Generating a robust, focused, and convincing preclinical data package is critical in cell and gene therapy. Failure to appropriately plan and execute a suitable nonclinical development program is a common source of regulatory application failures and delays.
DHC can provide extensive, in-house subject matter expertise to assist you in successfully planning and executing such a program. Our most popular services include:
We help you to define and describe your nonclinical development plan as well as related safety and efficacy endpoints to optimally support your regulatory and clinical strategies.
We write and/or review your study protocols, reports, and regulatory submissions, ensuring that essential items are thoroughly and appropriately addressed as well as clearly communicated.
We work with you to understand your development strategy, pipeline asset, Agency interaction timelines, geographical considerations, and operating budget, all with the end goal of identifying, appraising, auditing, and recommending the most appropriate vendor(s) to successfully achieve your objectives.
Study design and oversight can take many forms, such as:
De novo nonclinical package design: We work with you to understand your intended clinical population and setting and carefully develop a nonclinical package in a relevant model with meaningful safety and efficacy endpoints.
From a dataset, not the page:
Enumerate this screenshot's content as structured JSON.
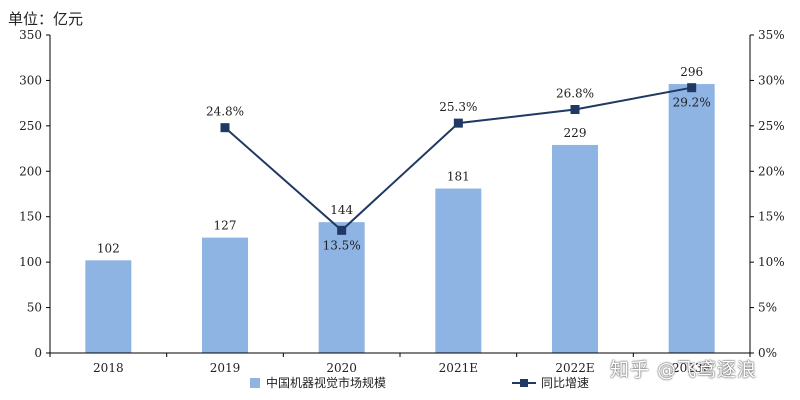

Oversight of nonclinical study execution: Our in-house expertise can be deployed (remotely or in person, as necessary) to oversee the execution of preclinical studies and analyze the generated data.
Nonclinical data compilation and review: We compile data from your lab notebooks and study reports into a comprehensive tracking-and-trending database. We evaluate this data using statistical analysis software to help you to understand your nonclinical data and its trends in a way that you might not have previously considered.
Nonclinical package gap analysis and study design: We review your existing nonclinical data package and carefully develop a comprehensive nonclinical/preclinical roadmap to make your data package more robust, complete, and likely to succeed in gaining regulatory agency approval.